The GlucoBrain project aims to map the diabetes–dementia link by decoupling and then connecting gut, pancreas, and brain organ systems in a single 3D microfluidic platform to reveal how metabolic changes affect brain function.

The initiative highlights translational benefits: faster, more predictive drug discovery, reduced animal testing, and AI/ML analysis of multi-parameter data for disease progression and personalized treatment insights.

Overall, GlucoBrain seeks to deliver human-relevant, predictive data to accelerate pharmaceutical development and deepen understanding of metabolic–neurological disease mechanisms.

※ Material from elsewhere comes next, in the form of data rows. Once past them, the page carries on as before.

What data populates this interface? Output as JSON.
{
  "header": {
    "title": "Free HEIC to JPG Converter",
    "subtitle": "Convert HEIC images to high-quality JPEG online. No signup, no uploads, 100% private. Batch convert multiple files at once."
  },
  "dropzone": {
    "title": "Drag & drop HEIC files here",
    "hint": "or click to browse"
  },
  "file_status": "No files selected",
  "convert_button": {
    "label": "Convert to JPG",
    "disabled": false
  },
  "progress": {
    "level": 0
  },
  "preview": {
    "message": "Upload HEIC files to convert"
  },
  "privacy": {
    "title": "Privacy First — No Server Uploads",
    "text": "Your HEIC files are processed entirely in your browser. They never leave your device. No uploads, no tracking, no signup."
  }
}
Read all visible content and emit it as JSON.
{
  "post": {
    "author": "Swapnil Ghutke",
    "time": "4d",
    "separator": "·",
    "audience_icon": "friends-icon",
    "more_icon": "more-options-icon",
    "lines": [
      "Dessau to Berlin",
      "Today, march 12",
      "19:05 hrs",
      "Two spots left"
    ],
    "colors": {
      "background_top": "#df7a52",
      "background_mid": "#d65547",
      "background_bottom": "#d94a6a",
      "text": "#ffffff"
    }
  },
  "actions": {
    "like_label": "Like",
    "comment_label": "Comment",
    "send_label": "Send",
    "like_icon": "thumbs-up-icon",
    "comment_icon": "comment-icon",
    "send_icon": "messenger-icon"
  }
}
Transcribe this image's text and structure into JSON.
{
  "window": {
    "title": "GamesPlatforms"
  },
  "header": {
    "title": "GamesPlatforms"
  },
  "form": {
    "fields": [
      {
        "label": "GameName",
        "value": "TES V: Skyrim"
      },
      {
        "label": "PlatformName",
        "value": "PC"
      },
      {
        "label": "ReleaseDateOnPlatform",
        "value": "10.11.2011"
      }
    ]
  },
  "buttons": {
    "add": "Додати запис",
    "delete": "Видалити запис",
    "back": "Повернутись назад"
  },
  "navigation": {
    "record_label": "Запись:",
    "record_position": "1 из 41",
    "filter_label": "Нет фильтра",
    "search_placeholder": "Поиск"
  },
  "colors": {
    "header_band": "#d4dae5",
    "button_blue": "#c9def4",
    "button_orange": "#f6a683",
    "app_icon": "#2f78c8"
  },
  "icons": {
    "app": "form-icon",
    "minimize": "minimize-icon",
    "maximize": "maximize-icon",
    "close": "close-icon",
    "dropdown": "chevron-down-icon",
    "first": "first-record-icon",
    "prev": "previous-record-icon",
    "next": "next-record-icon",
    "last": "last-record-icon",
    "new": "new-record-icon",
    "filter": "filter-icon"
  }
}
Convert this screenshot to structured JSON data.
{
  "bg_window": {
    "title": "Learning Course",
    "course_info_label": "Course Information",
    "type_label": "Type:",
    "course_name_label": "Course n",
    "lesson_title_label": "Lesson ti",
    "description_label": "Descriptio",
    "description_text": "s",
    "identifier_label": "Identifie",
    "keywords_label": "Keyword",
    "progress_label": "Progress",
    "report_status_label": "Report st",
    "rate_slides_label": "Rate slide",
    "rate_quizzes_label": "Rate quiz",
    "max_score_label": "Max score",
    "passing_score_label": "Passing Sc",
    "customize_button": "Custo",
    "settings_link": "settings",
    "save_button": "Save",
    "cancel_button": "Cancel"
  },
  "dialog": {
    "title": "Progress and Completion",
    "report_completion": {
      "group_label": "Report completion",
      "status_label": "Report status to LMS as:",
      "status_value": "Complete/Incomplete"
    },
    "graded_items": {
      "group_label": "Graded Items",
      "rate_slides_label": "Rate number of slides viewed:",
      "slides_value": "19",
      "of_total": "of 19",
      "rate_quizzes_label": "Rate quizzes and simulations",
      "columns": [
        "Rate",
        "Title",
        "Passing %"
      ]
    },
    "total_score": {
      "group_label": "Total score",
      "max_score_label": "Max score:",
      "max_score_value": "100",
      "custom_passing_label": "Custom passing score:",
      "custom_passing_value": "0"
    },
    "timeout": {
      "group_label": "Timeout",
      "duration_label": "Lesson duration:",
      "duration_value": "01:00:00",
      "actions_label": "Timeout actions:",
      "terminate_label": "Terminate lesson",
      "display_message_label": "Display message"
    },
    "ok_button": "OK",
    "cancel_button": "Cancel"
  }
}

A core goal is to modulate glucose concentrations, hormone gradients, and drug interventions on the chip to study how diabetic metabolic stress impacts neuronal function and cognition, with human-relevant testing reducing reliance on animal models.

Key questions include how gut and pancreas signals influence brain health and dementia, why organ-on-chip models may outperform animal testing, and how patient-specific chips could guide personalized treatment choices.

The device will be a multi-organ biochip enabling real-time tracking of signaling and cellular responses to changing glucose and hormone levels, allowing direct observation of inter-organ communication.

Dr. Moschou emphasizes real-time observation and manipulation of gut–pancreas–brain chemical conversations as essential to addressing root causes of diabetes-associated cognitive decline.

The project aims to broaden understanding of diabetes and dementia, potentially yielding new treatments and more human-relevant testing platforms in medicine.

Beyond basic science, GlucoBrain seeks to validate drug behaviors on human cells, accelerate discovery, reduce animal testing, and pave the way for personalized medicine using patient-derived cells.

Researchers model each organ individually before integrating them into a connected system to study glucose regulation, neuronal viability, and gut–hormone signaling with bidirectional microfluidic feedback loops.

The platform uses living human cells in advanced microfluidic Lab-on-Chip systems to recreate 3D tissue architectures, enabling physiologically relevant nutrient delivery, gradients, and mechanical cues for inter-organ signaling research.

Funding from the EPSRC Health Technologies Connectivity Awards underlines a collaborative, interdisciplinary approach to tackling diabetes-related cognitive decline and advancing disease-modifying therapies.